Sa vie depuis le Covid-19

Selon Maud, le corps enseignant a compris très tard qu’il allait être impacté “Le Ministre disait qu’on était prêt, mais à aucun moment avant le 13 mars, on ne nous dit de nous préparer”. Résultat, personne n’est prêt à travailler à distance avec les élèves. Deux semaines avant la fermeture des écoles, les voyages scolaires sont annulés, les élèves demandent à leurs professeurs s’ils ont peur, puis les établissements insistent sur le lavage de mains, installe du savon dans les toilettes (!), et autres mesures sanitaires de base.

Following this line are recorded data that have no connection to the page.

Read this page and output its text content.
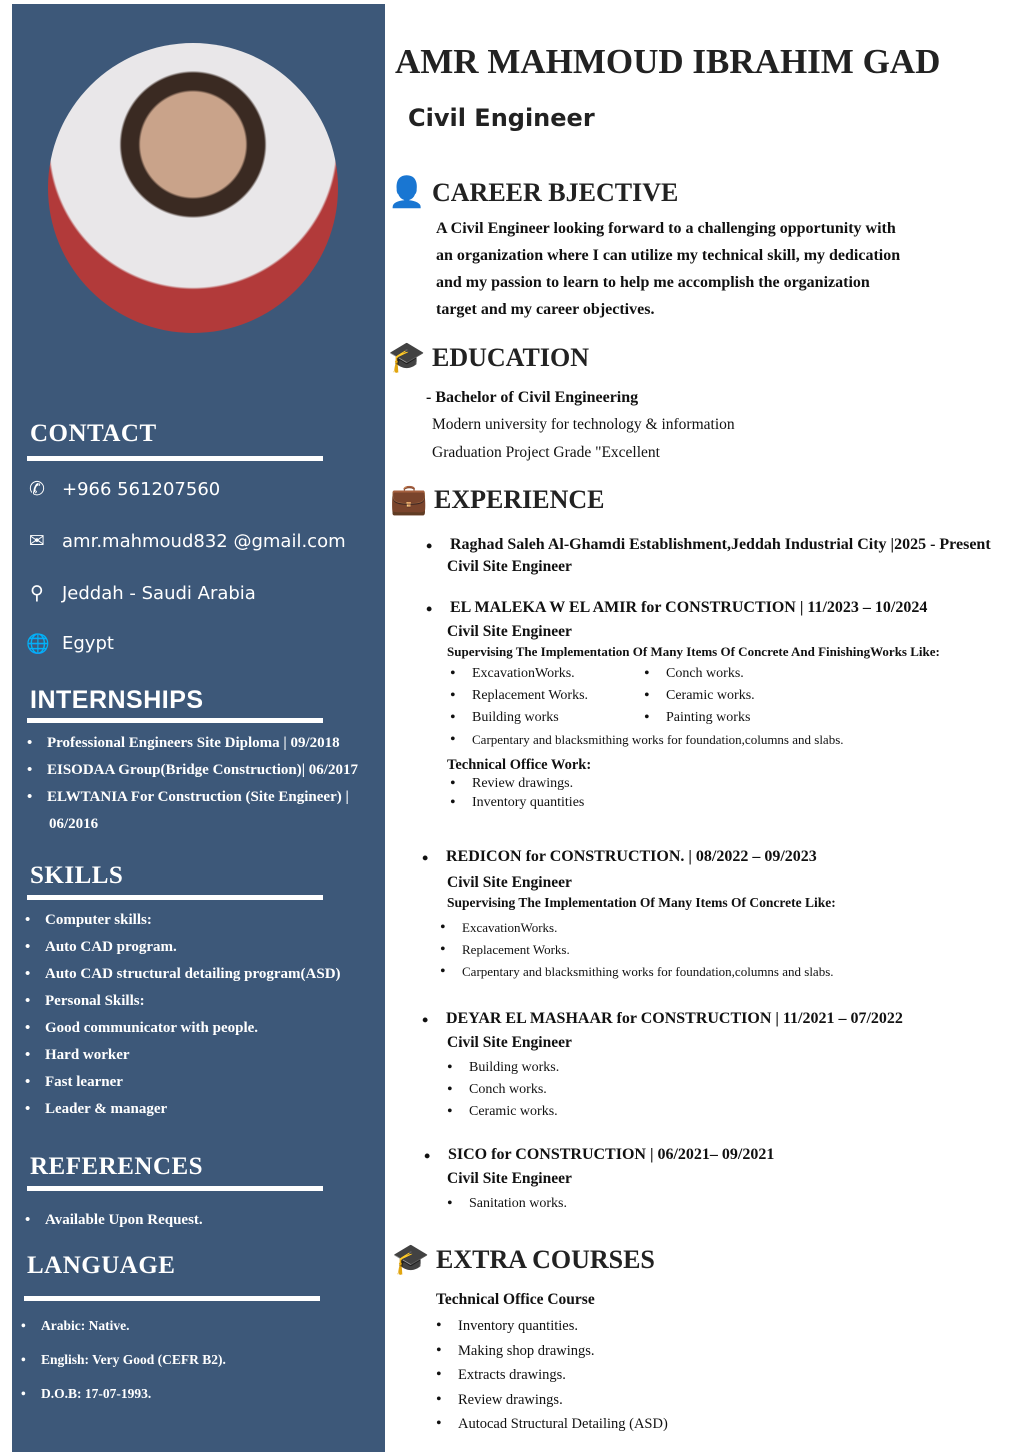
CONTACT
✆ +966 561207560
✉ amr.mahmoud832 @gmail.com
⚲ Jeddah - Saudi Arabia
🌐 Egypt
INTERNSHIPS
• Professional Engineers Site Diploma | 09/2018
• EISODAA Group(Bridge Construction)| 06/2017
• ELWTANIA For Construction (Site Engineer) |
06/2016
SKILLS
• Computer skills:
• Auto CAD program.
• Auto CAD structural detailing program(ASD)
• Personal Skills:
• Good communicator with people.
• Hard worker
• Fast learner
• Leader & manager
REFERENCES
• Available Upon Request.
LANGUAGE
• Arabic: Native.
• English: Very Good (CEFR B2).
• D.O.B: 17-07-1993.
AMR MAHMOUD IBRAHIM GAD
Civil Engineer
👤 CAREER BJECTIVE
A Civil Engineer looking forward to a challenging opportunity with
an organization where I can utilize my technical skill, my dedication
and my passion to learn to help me accomplish the organization
target and my career objectives.
🎓 EDUCATION
- Bachelor of Civil Engineering
Modern university for technology & information
Graduation Project Grade "Excellent
💼 EXPERIENCE
• Raghad Saleh Al-Ghamdi Establishment,Jeddah Industrial City |2025 - Present
Civil Site Engineer
• EL MALEKA W EL AMIR for CONSTRUCTION | 11/2023 – 10/2024
Civil Site Engineer
Supervising The Implementation Of Many Items Of Concrete And FinishingWorks Like:
• ExcavationWorks.
• Replacement Works.
• Building works
• Conch works.
• Ceramic works.
• Painting works
• Carpentary and blacksmithing works for foundation,columns and slabs.
Technical Office Work:
• Review drawings.
• Inventory quantities
• REDICON for CONSTRUCTION. | 08/2022 – 09/2023
Civil Site Engineer
Supervising The Implementation Of Many Items Of Concrete Like:
• ExcavationWorks.
• Replacement Works.
• Carpentary and blacksmithing works for foundation,columns and slabs.
• DEYAR EL MASHAAR for CONSTRUCTION | 11/2021 – 07/2022
Civil Site Engineer
• Building works.
• Conch works.
• Ceramic works.
• SICO for CONSTRUCTION | 06/2021– 09/2021
Civil Site Engineer
• Sanitation works.
🎓 EXTRA COURSES
Technical Office Course
• Inventory quantities.
• Making shop drawings.
• Extracts drawings.
• Review drawings.
• Autocad Structural Detailing (ASD)
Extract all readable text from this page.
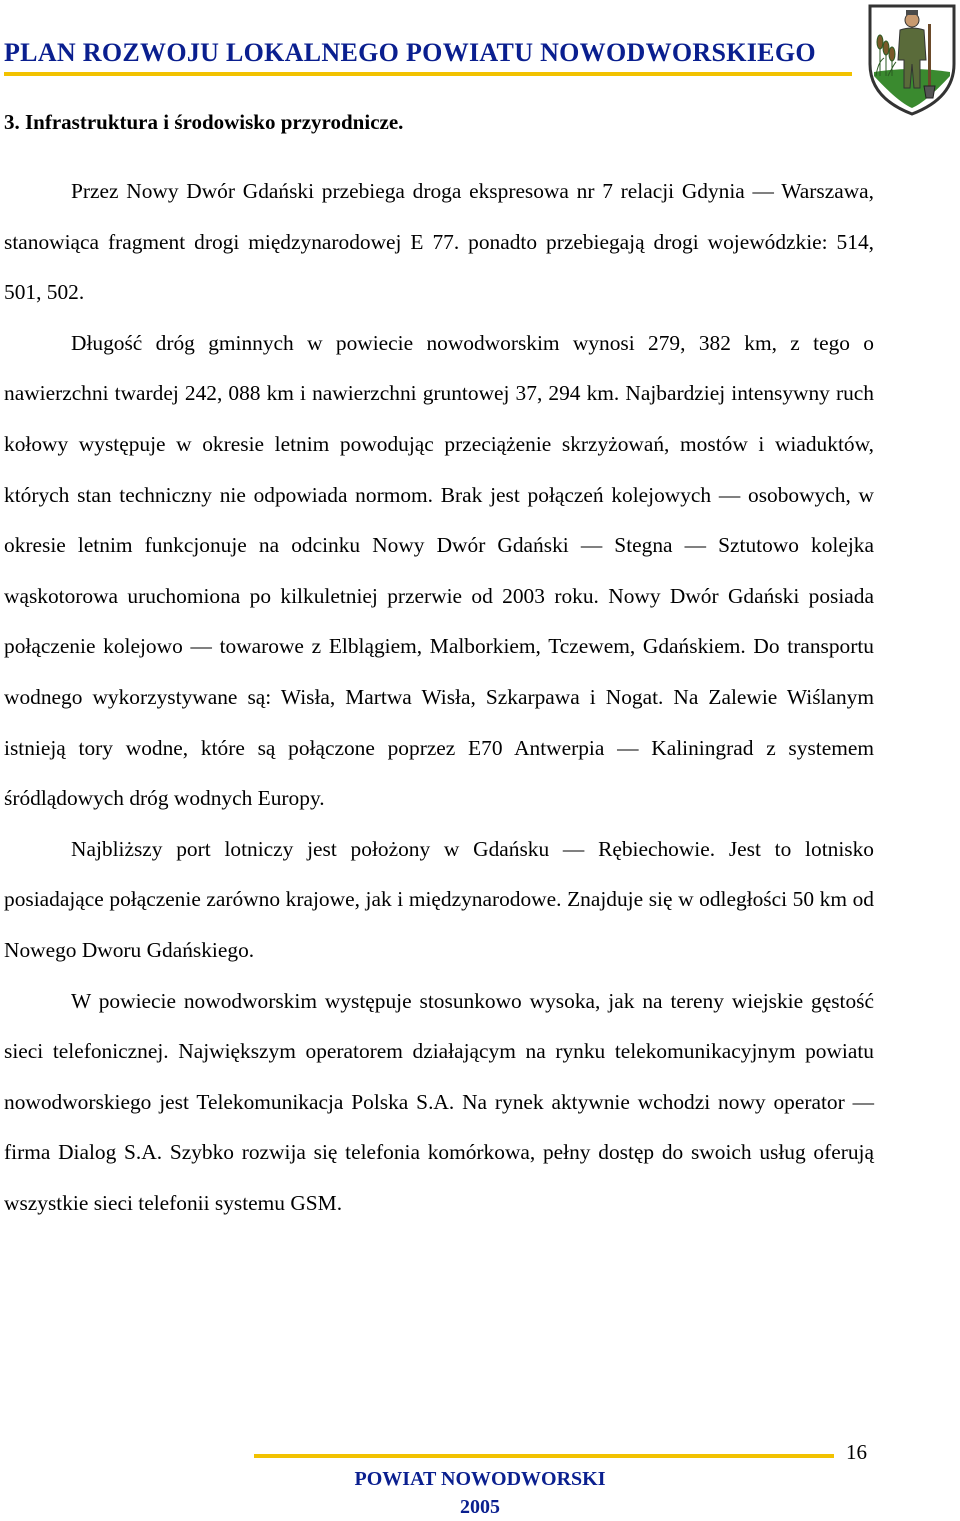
PLAN ROZWOJU LOKALNEGO POWIATU NOWODWORSKIEGO
3. Infrastruktura i środowisko przyrodnicze.

Przez Nowy Dwór Gdański przebiega droga ekspresowa nr 7 relacji Gdynia — Warszawa, stanowiąca fragment drogi międzynarodowej E 77. ponadto przebiegają drogi wojewódzkie: 514, 501, 502.

Długość dróg gminnych w powiecie nowodworskim wynosi 279, 382 km, z tego o nawierzchni twardej 242, 088 km i nawierzchni gruntowej 37, 294 km. Najbardziej intensywny ruch kołowy występuje w okresie letnim powodując przeciążenie skrzyżowań, mostów i wiaduktów, których stan techniczny nie odpowiada normom. Brak jest połączeń kolejowych — osobowych, w okresie letnim funkcjonuje na odcinku Nowy Dwór Gdański — Stegna — Sztutowo kolejka wąskotorowa uruchomiona po kilkuletniej przerwie od 2003 roku. Nowy Dwór Gdański posiada połączenie kolejowo — towarowe z Elblągiem, Malborkiem, Tczewem, Gdańskiem. Do transportu wodnego wykorzystywane są: Wisła, Martwa Wisła, Szkarpawa i Nogat. Na Zalewie Wiślanym istnieją tory wodne, które są połączone poprzez E70 Antwerpia — Kaliningrad z systemem śródlądowych dróg wodnych Europy.

Najbliższy port lotniczy jest położony w Gdańsku — Rębiechowie. Jest to lotnisko posiadające połączenie zarówno krajowe, jak i międzynarodowe. Znajduje się w odległości 50 km od Nowego Dworu Gdańskiego.

W powiecie nowodworskim występuje stosunkowo wysoka, jak na tereny wiejskie gęstość sieci telefonicznej. Największym operatorem działającym na rynku telekomunikacyjnym powiatu nowodworskiego jest Telekomunikacja Polska S.A. Na rynek aktywnie wchodzi nowy operator — firma Dialog S.A. Szybko rozwija się telefonia komórkowa, pełny dostęp do swoich usług oferują wszystkie sieci telefonii systemu GSM.

16
POWIAT NOWODWORSKI
2005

Alors que les écoles vont officiellement fermer en France le lundi 16 mars, Maud explique comment s’organise le plan d’urgence dans son établissement “Le vendredi 13 mars est organisée une réunion de 10 minutes pour décider d’un programme. Puis chacun repart en cours et depuis, chacun fait comme il peut.” Car si les professeurs du primaire peinent à proposer du contenu quotidien à leur classe, dans le secondaire s’ajoute la problématique de la coordination entre les matières. Maud salue les emails réguliers de remerciements de son chef d’établissement, mais recourt au système D pour donner ses cours, en équivalent temps de ce qu’elle dispense habituellement. “Pour les TP, je me filme en train de faire l’expérience, grâce au matériel ramené du collège. J’avance plus lentement mais je ne pense pas prendre de retard”. Pour partager ses expériences elle a également lancé un compte Instagram et une chaîne Youtube pour les plus jeunes de ses élèves qui ne doivent pas être incités aux réseaux sociaux. “Voir qu’ils regardent me fait du bien, j’aime les éveiller par ces instants partagés, même si cela rajoute un peu de temps devant l’écran.”

En revanche, l’enseignante souligne la fracture numérique qui existe entre les familles “Il est évident que certains sont laissés sur le bord du chemin, et j’essaye d’en tenir compte.” Son collège n’est pas une ZEP, mais il regroupe des classes sociales assez mixtes, et certains ont un seul écran pour 3 ou 4 enfants, voire aucun accès à internet. Pendant les vacances scolaires, Maud va enfin pouvoir souffler un peu et prendre du temps avec sa famille. Elle en profite pour dresser un bilan provisoire de la situation “Mes élèves me manquent, je me fais du souci pour eux. J’espère qu’aucun ne sera touché de près par la maladie”.